Supercharged Protection: Preventing EV Chargers Cyberattacks with LogRhythm

In today’s digital age, cyberattacks are becoming increasingly frequent and sophisticated, posing serious threats to both digital and physical infrastructures. Incidents like Stuxnet, which targeted power plants, have demonstrated the dangerous interrelationship between cyberattacks and physical damage. As the adoption of smart city technologies accelerates, the potential for cyberattacks on critical infrastructure grows significantly.

The Rising Threat to EV Charging Stations

Electric Vehicle (EV) Charging Stations are a critical component of smart city infrastructure and are becoming common in major cities worldwide. These stations, essential for the proliferation of electric vehicles, have become prime targets for cyberattacks due to their public accessibility and integration with the power grid. A compromised EV charging station can disrupt the power supply, gather sensitive data from vehicles, and cause widespread issues.

Understanding the Vulnerabilities

EV Charging Stations are vulnerable through their three primary charging methods: Conductive, Inductive, and Battery Swap. Conductive Charging, which involves directly connecting a cable to the vehicle, is the most susceptible to cyberattacks. Recently, significant vulnerabilities have been identified in the ABB Terra AC wallbox, specifically versions 1.6.5 for the UL32A model and 1.5.5 for the UL4080A model.
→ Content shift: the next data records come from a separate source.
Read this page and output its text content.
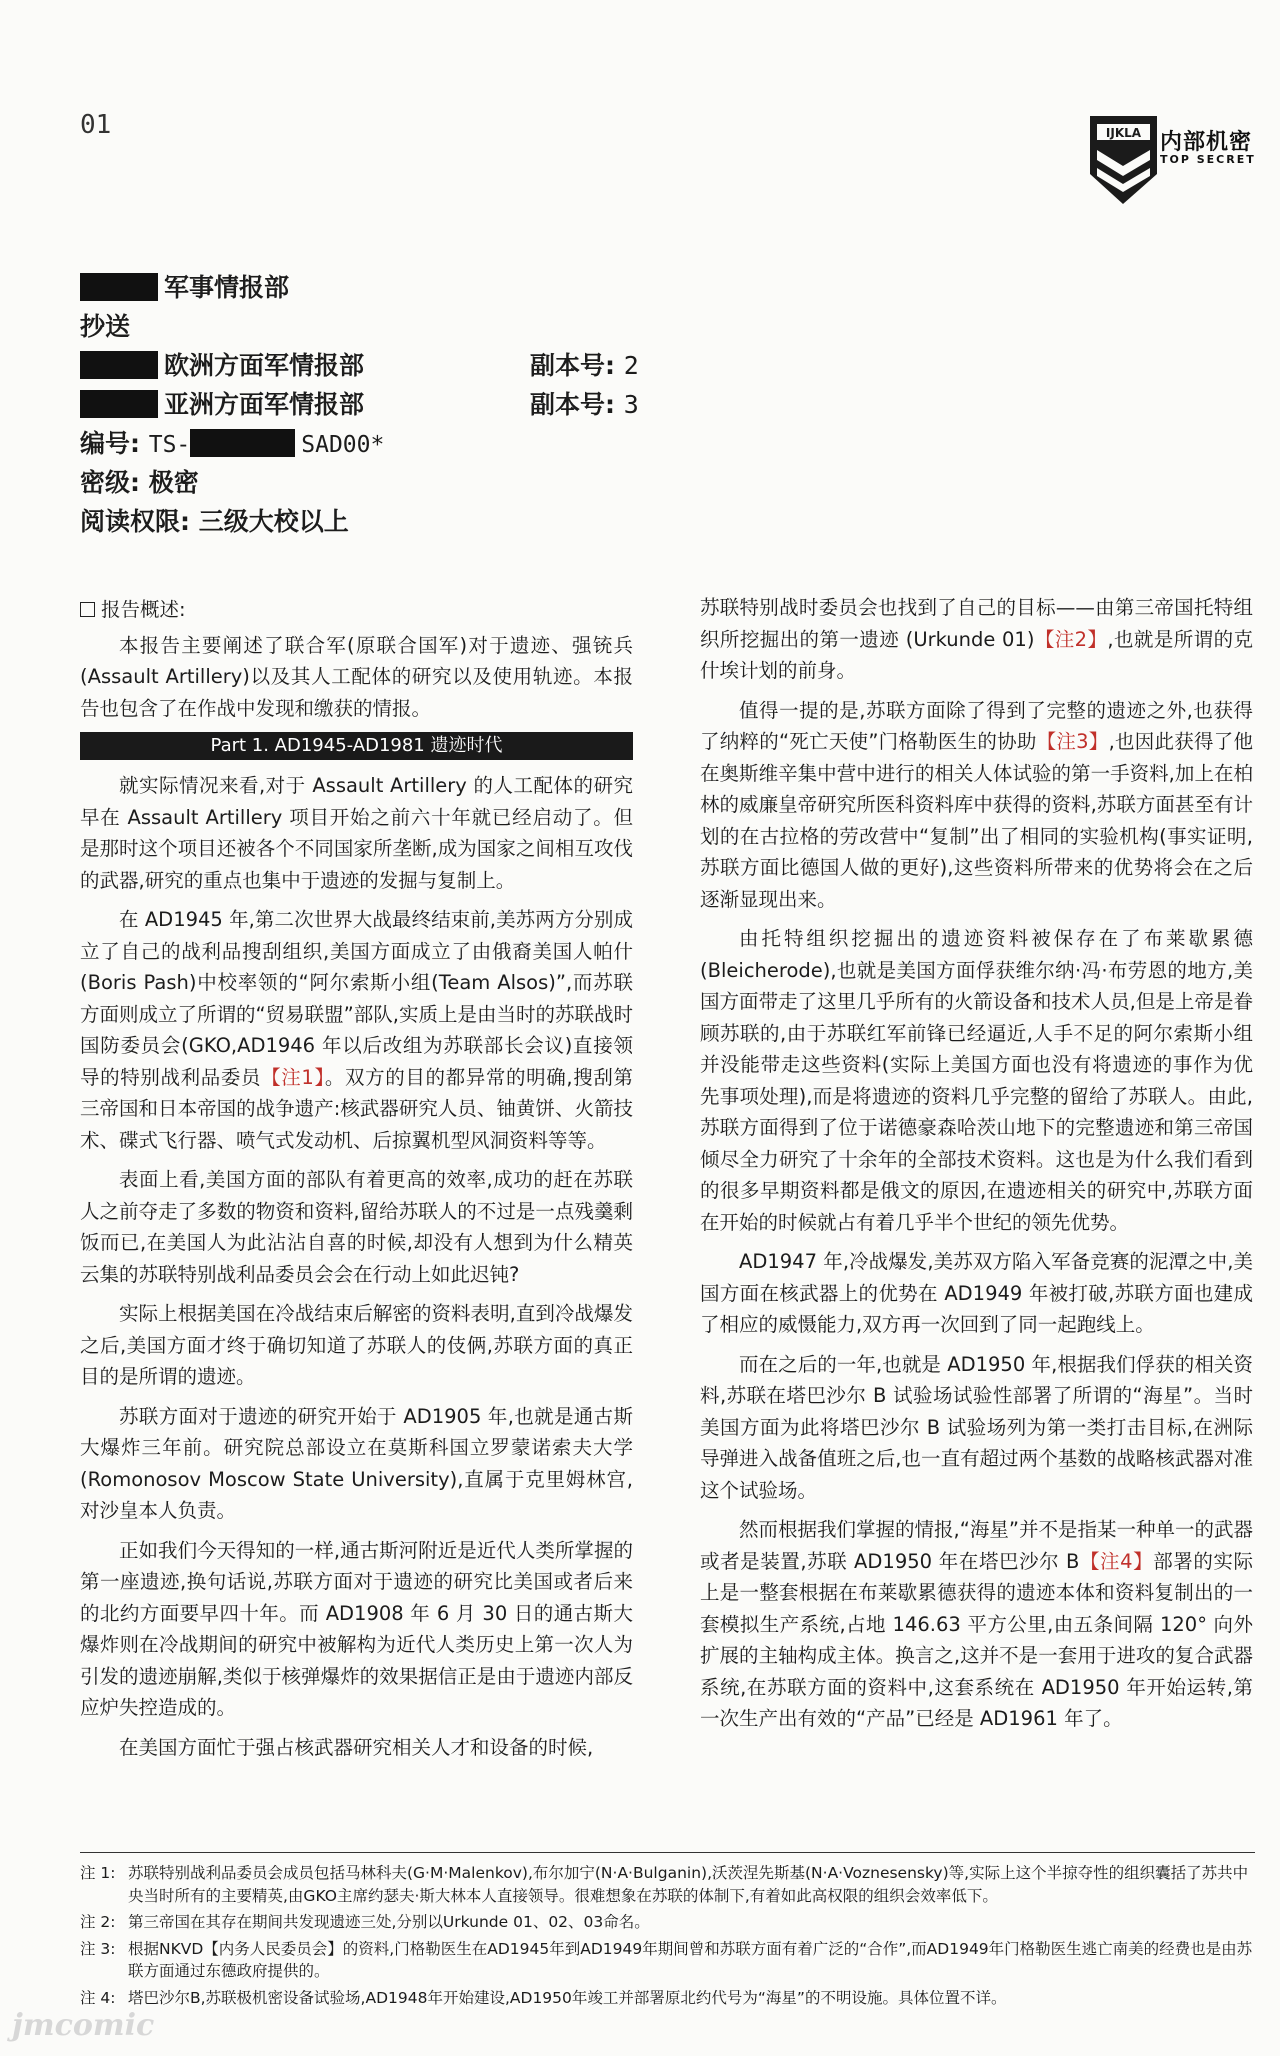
01	IJKLA 内部机密
TOP SECRET
军事情报部
抄送
欧洲方面军情报部	副本号: 2
亚洲方面军情报部	副本号: 3
编号: TS-	SAD00*
密级: 极密
阅读权限: 三级大校以上
报告概述:

本报告主要阐述了联合军(原联合国军)对于遗迹、强铳兵(Assault Artillery)以及其人工配体的研究以及使用轨迹。本报告也包含了在作战中发现和缴获的情报。

Part 1. AD1945-AD1981 遗迹时代

就实际情况来看,对于 Assault Artillery 的人工配体的研究早在 Assault Artillery 项目开始之前六十年就已经启动了。但是那时这个项目还被各个不同国家所垄断,成为国家之间相互攻伐的武器,研究的重点也集中于遗迹的发掘与复制上。

在 AD1945 年,第二次世界大战最终结束前,美苏两方分别成立了自己的战利品搜刮组织,美国方面成立了由俄裔美国人帕什(Boris Pash)中校率领的“阿尔索斯小组(Team Alsos)”,而苏联方面则成立了所谓的“贸易联盟”部队,实质上是由当时的苏联战时国防委员会(GKO,AD1946 年以后改组为苏联部长会议)直接领导的特别战利品委员【注1】。双方的目的都异常的明确,搜刮第三帝国和日本帝国的战争遗产:核武器研究人员、铀黄饼、火箭技术、碟式飞行器、喷气式发动机、后掠翼机型风洞资料等等。

表面上看,美国方面的部队有着更高的效率,成功的赶在苏联人之前夺走了多数的物资和资料,留给苏联人的不过是一点残羹剩饭而已,在美国人为此沾沾自喜的时候,却没有人想到为什么精英云集的苏联特别战利品委员会会在行动上如此迟钝?

实际上根据美国在冷战结束后解密的资料表明,直到冷战爆发之后,美国方面才终于确切知道了苏联人的伎俩,苏联方面的真正目的是所谓的遗迹。

苏联方面对于遗迹的研究开始于 AD1905 年,也就是通古斯大爆炸三年前。研究院总部设立在莫斯科国立罗蒙诺索夫大学(Romonosov Moscow State University),直属于克里姆林宫,对沙皇本人负责。

正如我们今天得知的一样,通古斯河附近是近代人类所掌握的第一座遗迹,换句话说,苏联方面对于遗迹的研究比美国或者后来的北约方面要早四十年。而 AD1908 年 6 月 30 日的通古斯大爆炸则在冷战期间的研究中被解构为近代人类历史上第一次人为引发的遗迹崩解,类似于核弹爆炸的效果据信正是由于遗迹内部反应炉失控造成的。

在美国方面忙于强占核武器研究相关人才和设备的时候,

苏联特别战时委员会也找到了自己的目标——由第三帝国托特组织所挖掘出的第一遗迹 (Urkunde 01)【注2】,也就是所谓的克什埃计划的前身。

值得一提的是,苏联方面除了得到了完整的遗迹之外,也获得了纳粹的“死亡天使”门格勒医生的协助【注3】,也因此获得了他在奥斯维辛集中营中进行的相关人体试验的第一手资料,加上在柏林的威廉皇帝研究所医科资料库中获得的资料,苏联方面甚至有计划的在古拉格的劳改营中“复制”出了相同的实验机构(事实证明,苏联方面比德国人做的更好),这些资料所带来的优势将会在之后逐渐显现出来。

由托特组织挖掘出的遗迹资料被保存在了布莱歇累德(Bleicherode),也就是美国方面俘获维尔纳·冯·布劳恩的地方,美国方面带走了这里几乎所有的火箭设备和技术人员,但是上帝是眷顾苏联的,由于苏联红军前锋已经逼近,人手不足的阿尔索斯小组并没能带走这些资料(实际上美国方面也没有将遗迹的事作为优先事项处理),而是将遗迹的资料几乎完整的留给了苏联人。由此,苏联方面得到了位于诺德豪森哈茨山地下的完整遗迹和第三帝国倾尽全力研究了十余年的全部技术资料。这也是为什么我们看到的很多早期资料都是俄文的原因,在遗迹相关的研究中,苏联方面在开始的时候就占有着几乎半个世纪的领先优势。

AD1947 年,冷战爆发,美苏双方陷入军备竞赛的泥潭之中,美国方面在核武器上的优势在 AD1949 年被打破,苏联方面也建成了相应的威慑能力,双方再一次回到了同一起跑线上。

而在之后的一年,也就是 AD1950 年,根据我们俘获的相关资料,苏联在塔巴沙尔 B 试验场试验性部署了所谓的“海星”。当时美国方面为此将塔巴沙尔 B 试验场列为第一类打击目标,在洲际导弹进入战备值班之后,也一直有超过两个基数的战略核武器对准这个试验场。

然而根据我们掌握的情报,“海星”并不是指某一种单一的武器或者是装置,苏联 AD1950 年在塔巴沙尔 B【注4】部署的实际上是一整套根据在布莱歇累德获得的遗迹本体和资料复制出的一套模拟生产系统,占地 146.63 平方公里,由五条间隔 120° 向外扩展的主轴构成主体。换言之,这并不是一套用于进攻的复合武器系统,在苏联方面的资料中,这套系统在 AD1950 年开始运转,第一次生产出有效的“产品”已经是 AD1961 年了。

注 1: 苏联特别战利品委员会成员包括马林科夫(G·M·Malenkov),布尔加宁(N·A·Bulganin),沃茨涅先斯基(N·A·Voznesensky)等,实际上这个半掠夺性的组织囊括了苏共中央当时所有的主要精英,由GKO主席约瑟夫·斯大林本人直接领导。很难想象在苏联的体制下,有着如此高权限的组织会效率低下。
注 2: 第三帝国在其存在期间共发现遗迹三处,分别以Urkunde 01、02、03命名。
注 3: 根据NKVD【内务人民委员会】的资料,门格勒医生在AD1945年到AD1949年期间曾和苏联方面有着广泛的“合作”,而AD1949年门格勒医生逃亡南美的经费也是由苏联方面通过东德政府提供的。
注 4: 塔巴沙尔B,苏联极机密设备试验场,AD1948年开始建设,AD1950年竣工并部署原北约代号为“海星”的不明设施。具体位置不详。
jmcomic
These vulnerabilities, cataloged as CVE-2023-0863 and CVE-2023-0864, allow attackers to exploit the system via Bluetooth Low Energy (BLE), potentially taking control of the station to eavesdrop on communications or alter configurations.

Infographic of how EV Chargers can be exploited

Case Study: ROOTK1T Hacker Group

There are allegations that the hacker group R00TK1T has accessed the GO TO-U backend system, based on posts showing several screenshots depicting the backend systems of TNBX and TNB Electron EV chargers, which run on the platform. While no breach has been confirmed, these reports underscore the critical need for robust cybersecurity measures to safeguard EV charging stations from potential threats.

Mitigation Strategies with LogRhythm

To counter these risks, it is crucial to implement timely patches and activate Security Event Notifications for “AttemptedReplayAttacks.”

LogRhythm provides a comprehensive solution to monitor and detect exploitation attempts. By leveraging LogRhythm’s capabilities, organizations can identify suspicious activities, such as BLE attacks, in real-time.

For instance, the following log entry indicates a detected BLE attack:
"SecurityEventNotification": {
"type": "AttemptedReplayAttacks",
"techInfo": "bleAttacks",
"timestamp": "2024-02-18T20:33:38.000Z"

LogRhythm Dashboard on Bluetooth Low Energy (BLE) Attacks

Advanced Monitoring with LogRhythm

LogRhythm’s advanced monitoring tools help organizations understand the normal activity of their EV infrastructure, making it easier to detect anomalies. Suspicious activities, such as cleared security logs, invalid firmware signatures, or unexpected device startups, can signal potential cyber threats.

LogRhythm detecting BLE Attacks

LogRhythm’s dashboard offers a consolidated and holistic view of security across Electric Vehicle infrastructure, integrating data from OT, IoT, and IT systems to provide comprehensive monitoring and threat detection capabilities.

LogRhythm overview dashboard


As cyber threats continue to evolve, it is essential for organizations to protect all aspects of their infrastructure, including EV charging stations. These stations, though seemingly mundane, can have significant impacts if compromised. LogRhythm plays a crucial role in enhancing security visibility and ensuring the resilience of smart city infrastructure. By implementing robust monitoring and detection capabilities, organizations can safeguard their EV charging stations against cyberattacks, ensuring secure and reliable service for all users.